Purdue School of Engineering and Technology

Purdue School of Engineering and Technology

Design Optimization Methods

ME 50601 / 3 Cr. (3 Class)

In this course, the general theory of optimization, concepts and problem statement are presented. Methods for minimization of a function of one or n variables with and without constraints are discussed. Response surface methods and design of experiments are shown to significantly reduce analysis time. Applications using a commercial software package to solve typical engineering design optimization problems are demonstrated. Uncertainty in the design process is introduced. In addition to engineering, the methods studied can be applied to a variety of diverse disciplines such as finance, investment portfolio management, and life sciences.


Numerical Optimization Techniques for Engineering Design, Garret N. Vanderplaats, 3rd Edition with software


In this course students will acquire the essential knowledge and skills to understand and master the tools and methods for design and optimization of complex engineering problems.


After completion of this course, the students should be able to:

  1. Explain the concept of the existence and uniqueness of an optimal solution [a, e]
  2. Understand basic optimization methods for a single variable [a, e, k]
  3. Understand the use of applying various type of constraints to numerical optimization [a, e, k4]
  4. Apply response surface methods to model complex engineering systems [a, e, k]
  5. Apply design of experiments techniques to model a design space [a, e, k]
  6. Solve numerical optimization problems of n-variables with constraints [a, k]
  7. Use of a practical software package to solve typical engineering problems [a, e, k]
  8. Model a realistic engineering design optimization problem as a semester project [a, c, d, e, f, g, h, i, j, k]
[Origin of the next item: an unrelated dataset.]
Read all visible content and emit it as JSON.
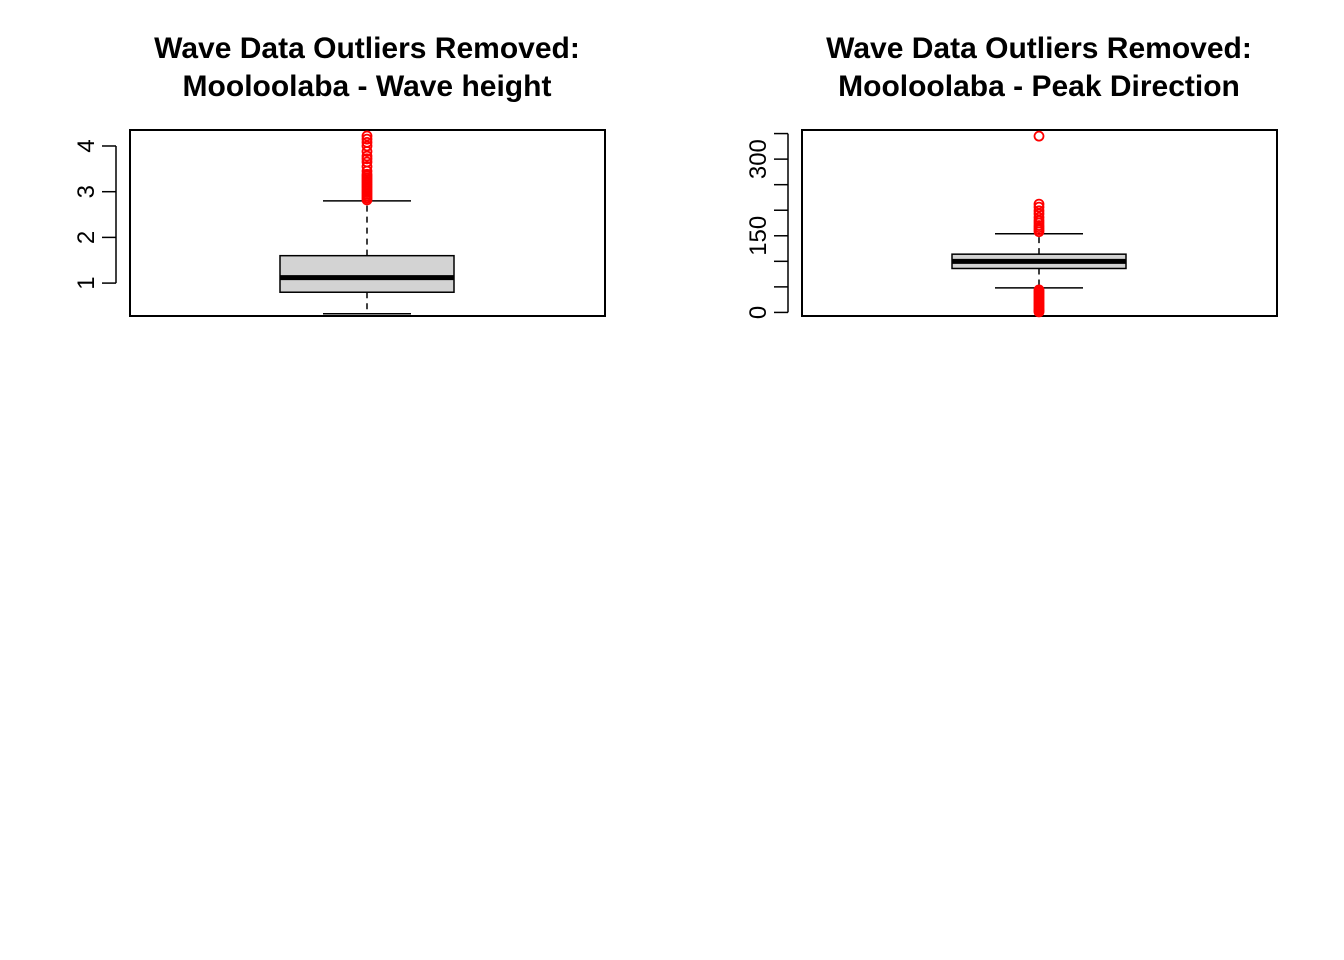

Note: The letters within the brackets indicate the general program outcomes of mechanical engineering. See: ME Program Outcomes.

  1. Introduction/Overview
  2. Review of Basic Calculus Concepts I
  3. Review of Basic Calculus Concepts II
  4. Review of Basic Calculus Concepts III
  5. Optimization Concepts and General Problem Statement
  6. Existence and Uniqueness of an Optimal Solution
  7. Standard Linear Programming Form
  8. The SIMPLEX Method
  9. Polynomial Approximations
  10. Golden Section Method
  11. Constrained Functions of One Variable
  12. General Strategy for Minimizing Functions of One Variable
  13. Zero-Order Methods
  14. First-Order Methods
  15. Second-Order Methods
  16. Scaling and Convergence Criteria
  17. Isight Design/Optimization Software
  18. Exterior Penalty Function Method
  19. Interior Penalty Function Method
  20. Augmented LaGrange Multiplier Method
  21. Design Variable Linking and Reduced Basis Concept
  22. Response Surface Methods I
  23. Response Surface Methods II
  24. Design of Experiments I
  25. Design of Experiments II
  26. Random Search, Genetic Search
  27. Sequential Linear Programming
  28. Multi-objective Design
  29. Six Sigma Design (Uncertainty in Design)
Computer Usage
Student use MATLAB for some HW problems.